Catherine Grey was in love with Edward Seymour, Earl of Hertford and heir to the dukedom of Somerset. He could only be regarded as incredibly suitable as a queen’s consort. They married in secret, and were passionately in love, with an enormous appetite for sexual activity. Not unsurprisingly Catherine became pregnant and this fact escaped Elizabeth’s notice for quite some time. However once in her third trimester it came to the queens attention and she was put into the tower. A baby was born in 1561, a boy, Edward Seymour, Lord Beauchamp. In the months following the birth Catherine’s supporters at the tower let her husband visit her and she became pregnant again giving birth to another boy. Elizabeth was frightened and horrified by what she saw as a strong potential opposition to the throne. Catherine and her husband were moved to separate country houses and effectively became prisoners. Catherine never saw her husband or her eldest son again and it is said that she died of a broken heart, but in reality it was probably consumption.

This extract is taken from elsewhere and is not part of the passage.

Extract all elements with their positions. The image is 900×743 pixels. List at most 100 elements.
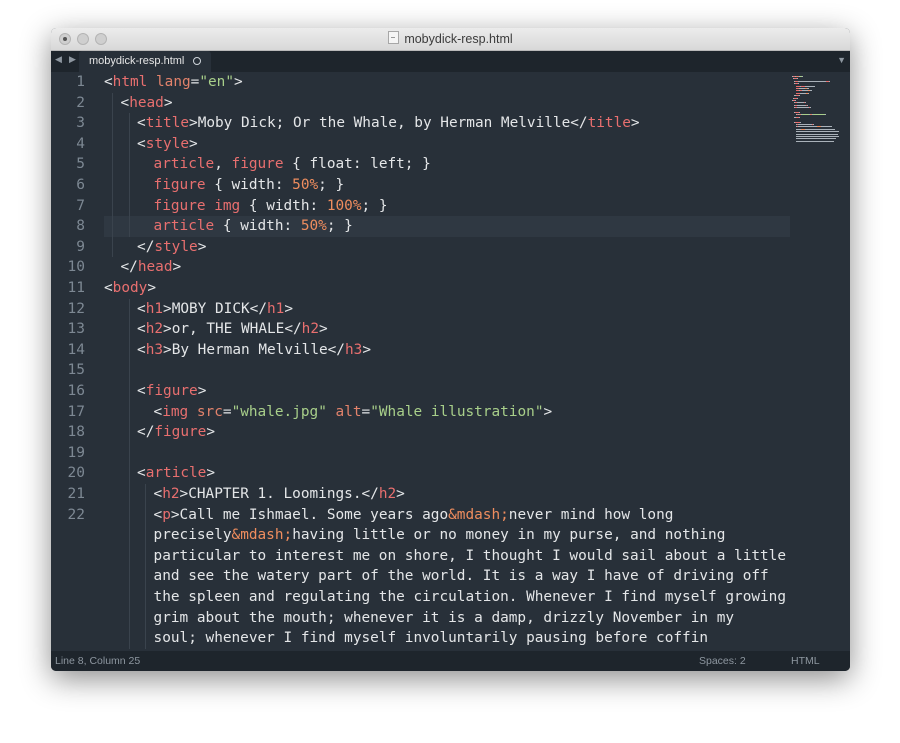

I have just read"The sisters who would be Queen" by Leanda De Lisle. If you want to know more about the problems of the succession during the late tudor period, then this is a good read. Leanda De Lisle spent 8 years researching this book and, as a member of one of the Leicestershire County families had access to some previously over looked records.

Lady Mary Grey


Lady Mary Grey

Saw what had happened when Mary married and envied her happiness. Mary was short even it is suggested a dwarf. She fell in love with a commoner Thomas Keys who was the porter in charge of palace security. He was a physically huge man to her tiny frame.

Mary and Thomas were married in secret perhaps hoping that owing to Thomas’s position as a commoner that they would be safe. Queen Elizabeth was angry- historians have argued that loneliness and sexual jealously motivated this anger.

Mary Grey was kept in country houses as a prisoner- she actually stayed in Chequers for a while. Keys was sent to Fleet prison where he had a very bad time owing to the tiny cells and his large frame. Mary was not released until after her husband died. Mary was bitter and angry knowing that it was her wedding ring that cost her freedom. Mary was freed and allowed to return to court. She was given a house in the shadow of the tower with servants carriages etc. She is buried at Westminster Abbey in her mothers tomb.

Ruins of the Grey family home at Bradgate Park in Leicester
Ruins of the Grey family home at Bradgate Park in Leicester
Tomb of Katherine Grey
Tomb of Katherine Grey


Catherine’s husband lived to be 83. His Grandson, William Seymour had Catherine’s body disinterred and brought to Salisbury cathedral where it is buried above her husband in honour to her royal status.



It may be that Elizabeth and Mary understood their people- there was no  effective rebellion  other than Wyatt against them taking the throne.

Katherine Grey’s sons were declared illegitimate  as the church annulled the marriage between Catherine and her husband, so that they could not be heirs. When the eldest boy was 18 he fell in love with a junior cousin who although of noble birth was not considered suitable for a kings consort. He was imprisoned but was released by Elisabeth who backed his marriage to the clearly unsuitable girl that he loved.

The younger son Thomas died in 1600 and was unmarried.

The grandson William did have some ambitions and he married into the Scottish Stewart family, marrying Arabella Stewart.